Big station for the new aviator: When Airbus presented the first A380 to the public on January 18, 2005, the 5000 invited guests included the heads of state and government of the four main countries involved: Chancellor Gerhard Schröder, Jacques Chirac from France and Tony Blair from Great Britain and José Zapatero from Spain.
The four politicians celebrated the victory of European aircraft manufacturers over the Americans: the new flagship of the Airbus Group outperformed the Jumbojet in all dimensions and relegated the Boeing 747 to second place in the passenger aircraft segment.
Only 15 years later, reality caught up with the makers before the corona pandemic: the first copies, which had been in use with Singapore Airlines, Emirates and Air France for ten years, were taken out of service.

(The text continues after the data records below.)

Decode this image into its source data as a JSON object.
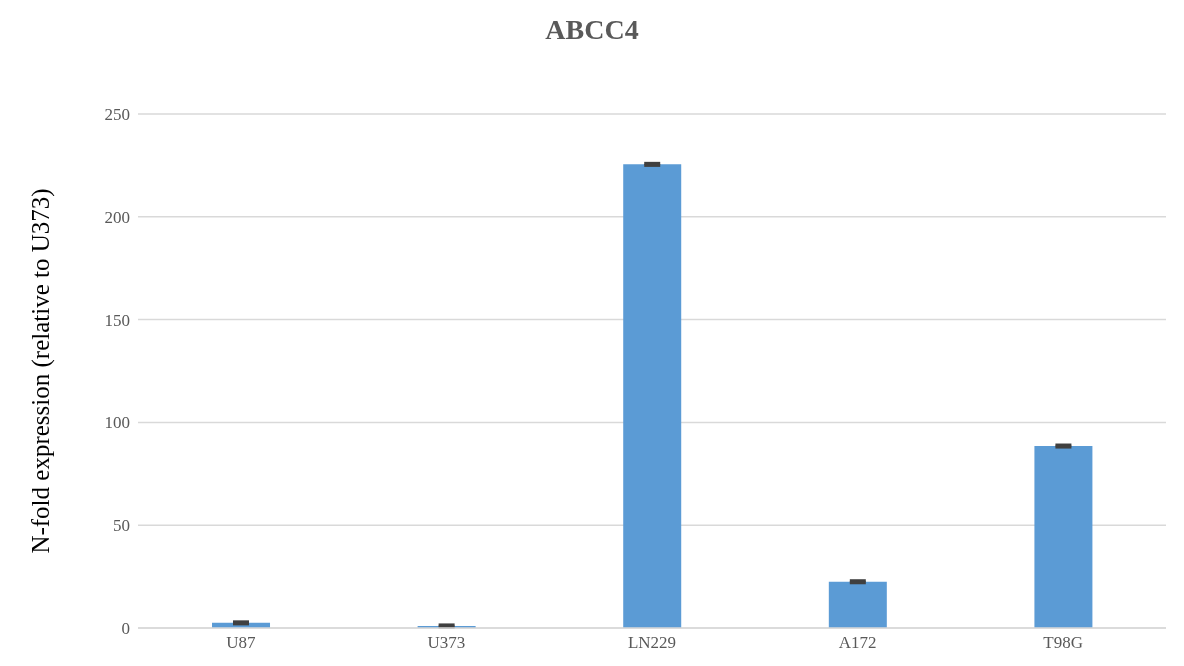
{
  "chart_data": {
    "type": "bar",
    "title": "ABCC4",
    "ylabel": "N-fold expression (relative to U373)",
    "categories": [
      "U87",
      "U373",
      "LN229",
      "A172",
      "T98G"
    ],
    "series": [
      {
        "color": "#5b9bd5",
        "values": [
          2.5,
          1,
          225.5,
          22.5,
          88.5
        ],
        "errors": [
          0.5,
          0.5,
          0.5,
          0.5,
          0.5
        ]
      }
    ],
    "ylim": [
      0,
      250
    ],
    "yticks": [
      0,
      50,
      100,
      150,
      200,
      250
    ],
    "grid": "y",
    "legend": false
  }
}
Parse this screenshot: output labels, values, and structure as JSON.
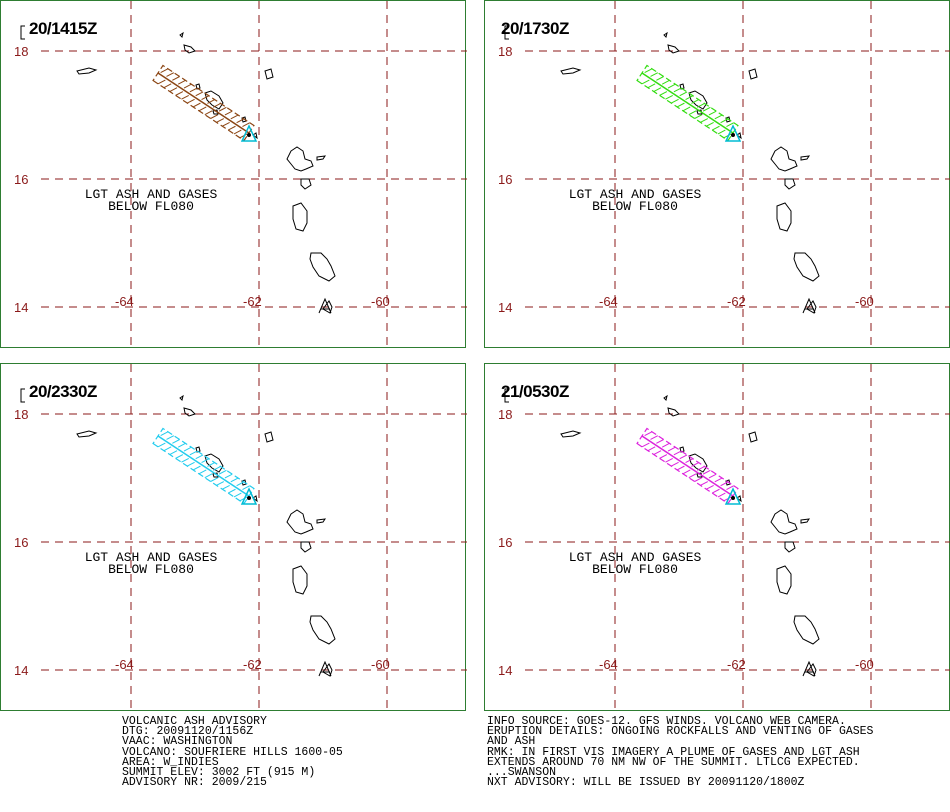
{
  "map": {
    "lat_labels": [
      "18",
      "16",
      "14"
    ],
    "lon_labels": [
      "-64",
      "-62",
      "-60"
    ],
    "colors": {
      "grid": "#8b1a1a",
      "border": "#2e7d32",
      "volcano": "#00bcd4"
    }
  },
  "panels": [
    {
      "time": "20/1415Z",
      "color": "#8b4513",
      "desc": [
        "LGT ASH AND GASES",
        "BELOW FL080"
      ]
    },
    {
      "time": "20/1730Z",
      "color": "#33dd11",
      "desc": [
        "LGT ASH AND GASES",
        "BELOW FL080"
      ]
    },
    {
      "time": "20/2330Z",
      "color": "#22ccee",
      "desc": [
        "LGT ASH AND GASES",
        "BELOW FL080"
      ]
    },
    {
      "time": "21/0530Z",
      "color": "#dd22dd",
      "desc": [
        "LGT ASH AND GASES",
        "BELOW FL080"
      ]
    }
  ],
  "advisory": {
    "left": [
      "VOLCANIC ASH ADVISORY",
      "DTG: 20091120/1156Z",
      "VAAC: WASHINGTON",
      "VOLCANO: SOUFRIERE HILLS 1600-05",
      "AREA: W_INDIES",
      "SUMMIT ELEV: 3002 FT (915 M)",
      "ADVISORY NR: 2009/215"
    ],
    "right": [
      "INFO SOURCE: GOES-12. GFS WINDS. VOLCANO WEB CAMERA.",
      "ERUPTION DETAILS: ONGOING ROCKFALLS AND VENTING OF GASES",
      "AND ASH",
      "RMK: IN FIRST VIS IMAGERY A PLUME OF GASES AND LGT ASH",
      "EXTENDS AROUND 70 NM NW OF THE SUMMIT. LTLCG EXPECTED.",
      "...SWANSON",
      "NXT ADVISORY: WILL BE ISSUED BY 20091120/1800Z"
    ]
  }
}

With regular maintenance, the aircraft could fly for a good 25 years.
But after the leasing contracts expired, a new operator was only found in one case, there hardly seems to be a used market for the Super Airbus.
Since March, almost all A380 operators have parked their aircraft for longer. Air France even separated from all ten copies forever. The former flagship aircraft is threatened with cannibalization and disassembly, much earlier than planned.
Flight into the Guinness Book
The A380 cannot be taken for the time being as the “largest passenger aircraft in the world”. There are constructions that have been forgotten today, even though they set new standards decades ago.
Several planes remained unique, serial production never started. Developments for the military and space travel also belong to the giants of the air: The Antonov An-225 was originally intended to transport the Soviet space shuttle. But the six-engine van from 1988 still flies.
With the largest approved take-off mass of all aircraft built to date, the An-225 can transport industrial machines weighing up to 250 tons.